The report was greeted with delight by Oxford's head of humanities, Professor Shearer West. "[The research] show[s] that employers desperately want candidates with succinct and persuasive written and verbal communication skills and the capacity for critical analysis and synthesis," she commented.
"Anyone who has written a critical analysis of Plato's Republic in less than 1,000 words, or defended their interpretation of the French revolution under questioning from a top historian in a class or tutorial, will know that studying the humanities gives you an excellent grounding in all of these skills," she continued.
As someone who regularly writes Oxford essays on esoteric classical subjects - though I have thankfully managed to avoid the Republic - I would contend that three years of doing so, with the prospect of one more to go, has done very little to make my writing "succinct", or "persuasive". In fact whenever I re-read my essays I am astonished by how bloated and ugly the prose is. The problem is that if you want to remain a human being rather than some academic automaton you never have the time to do enough reading, and you can get round this by filling up the word count with circumlocution after circumlocution. Why write "therefore" when you could write "it is therefore with some justification that we might venture that": the latter gets you ten words closer to producing a respectable word count. Do that ten times and that's an entire paragraph worth of actual thoughts you've managed to excise.
West also rather gives herself away when she talks of the "capacity" for analysis and synthesis, and then implies that essays on Plato helps with this "skill". But you just can't equate capacities with "skills": you learn skills, and capacities are innate. This is the sort of sleight of hand that I'd be proud to have written into one of my essays.

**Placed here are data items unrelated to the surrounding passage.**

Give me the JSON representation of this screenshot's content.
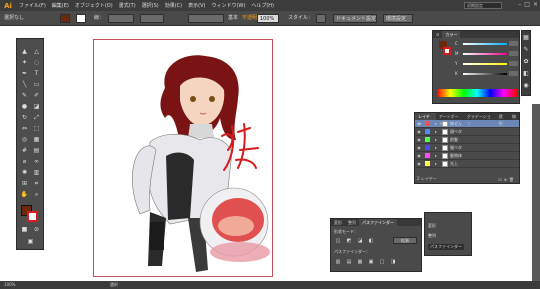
{
  "app": {
    "logo": "Ai"
  },
  "menu": [
    "ファイル(F)",
    "編集(E)",
    "オブジェクト(O)",
    "書式(T)",
    "選択(S)",
    "効果(C)",
    "表示(V)",
    "ウィンドウ(W)",
    "ヘルプ(H)"
  ],
  "workspace": "初期設定",
  "control": {
    "selection": "選択なし",
    "stroke_label": "線：",
    "weight_label": "基本",
    "opacity_label": "不透明度：",
    "opacity_value": "100%",
    "style_label": "スタイル：",
    "doc_setup": "ドキュメント設定",
    "prefs": "環境設定"
  },
  "color_panel": {
    "tabs": [
      "カラー"
    ],
    "labels": [
      "C",
      "M",
      "Y",
      "K"
    ]
  },
  "layers_panel": {
    "tabs": [
      "レイヤー",
      "アートボード",
      "グラデーション",
      "透明",
      "線"
    ],
    "layers": [
      {
        "name": "線せん",
        "color": "#ff4c4c",
        "selected": true
      },
      {
        "name": "顔ベタ",
        "color": "#4c8cff",
        "selected": false
      },
      {
        "name": "前髪",
        "color": "#4cff4c",
        "selected": false
      },
      {
        "name": "服ベタ",
        "color": "#4c4cff",
        "selected": false
      },
      {
        "name": "髪物体",
        "color": "#ff4cff",
        "selected": false
      },
      {
        "name": "光上",
        "color": "#ffff4c",
        "selected": false
      }
    ],
    "footer": "2 レイヤー"
  },
  "pathfinder": {
    "tabs": [
      "変形",
      "整列",
      "パスファインダー"
    ],
    "shape_modes": "形状モード：",
    "expand": "拡張",
    "pathfinders": "パスファインダー："
  },
  "mini_panel": {
    "items": [
      "変形",
      "整列",
      "パスファインダー"
    ]
  },
  "status": {
    "zoom": "100%",
    "mode": "選択"
  },
  "colors": {
    "ui_dark": "#3c3c3c",
    "accent": "#f7a11a",
    "selection_blue": "#6a87b8",
    "artboard_border": "#c64e5c"
  }
}
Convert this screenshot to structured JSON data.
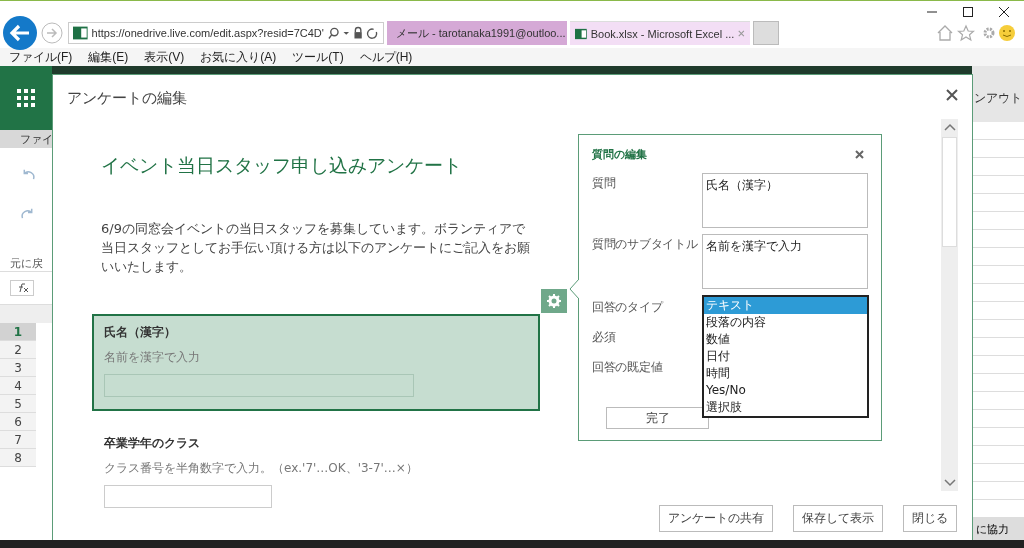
{
  "browser": {
    "address": "https://onedrive.live.com/edit.aspx?resid=7C4D'",
    "tabs": [
      {
        "title": "メール - tarotanaka1991@outloo...",
        "kind": "mail",
        "selected": false
      },
      {
        "title": "Book.xlsx - Microsoft Excel ...",
        "kind": "sheet",
        "selected": true
      }
    ],
    "menu": [
      "ファイル(F)",
      "編集(E)",
      "表示(V)",
      "お気に入り(A)",
      "ツール(T)",
      "ヘルプ(H)"
    ]
  },
  "excel": {
    "ribbon_tab": "ファイ",
    "undo_label": "元に戻",
    "sign_out": "ンアウト",
    "footer_text": "に協力",
    "rows": [
      {
        "label": "1",
        "selected": true
      },
      {
        "label": "2",
        "selected": false
      },
      {
        "label": "3",
        "selected": false
      },
      {
        "label": "4",
        "selected": false
      },
      {
        "label": "5",
        "selected": false
      },
      {
        "label": "6",
        "selected": false
      },
      {
        "label": "7",
        "selected": false
      },
      {
        "label": "8",
        "selected": false
      }
    ]
  },
  "dialog": {
    "title": "アンケートの編集",
    "form": {
      "title": "イベント当日スタッフ申し込みアンケート",
      "description": "6/9の同窓会イベントの当日スタッフを募集しています。ボランティアで当日スタッフとしてお手伝い頂ける方は以下のアンケートにご記入をお願いいたします。",
      "questions": [
        {
          "label": "氏名（漢字）",
          "hint": "名前を漢字で入力",
          "selected": true
        },
        {
          "label": "卒業学年のクラス",
          "hint": "クラス番号を半角数字で入力。（ex.'7'…OK、'3-7'…×）",
          "selected": false
        }
      ]
    },
    "editor": {
      "title": "質問の編集",
      "fields": [
        {
          "label": "質問",
          "kind": "textarea",
          "value": "氏名（漢字）"
        },
        {
          "label": "質問のサブタイトル",
          "kind": "textarea",
          "value": "名前を漢字で入力"
        },
        {
          "label": "回答のタイプ",
          "kind": "select"
        },
        {
          "label": "必須",
          "kind": "plain"
        },
        {
          "label": "回答の既定値",
          "kind": "plain"
        }
      ],
      "options": [
        {
          "label": "テキスト",
          "selected": true
        },
        {
          "label": "段落の内容",
          "selected": false
        },
        {
          "label": "数値",
          "selected": false
        },
        {
          "label": "日付",
          "selected": false
        },
        {
          "label": "時間",
          "selected": false
        },
        {
          "label": "Yes/No",
          "selected": false
        },
        {
          "label": "選択肢",
          "selected": false
        }
      ],
      "done_button": "完了"
    },
    "buttons": [
      "アンケートの共有",
      "保存して表示",
      "閉じる"
    ]
  }
}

Oxford humanities graduates do very well (or rather, as this report shows, they definitely used to), but this surely has little to do with the actualities of an Oxford education, which is primarily an exercise in how to write up to a word count as quickly as possible - just cogently enough that awkward questions don't start getting asked. There are other reasons for their success. And maybe we could have a bit less navel-gazing?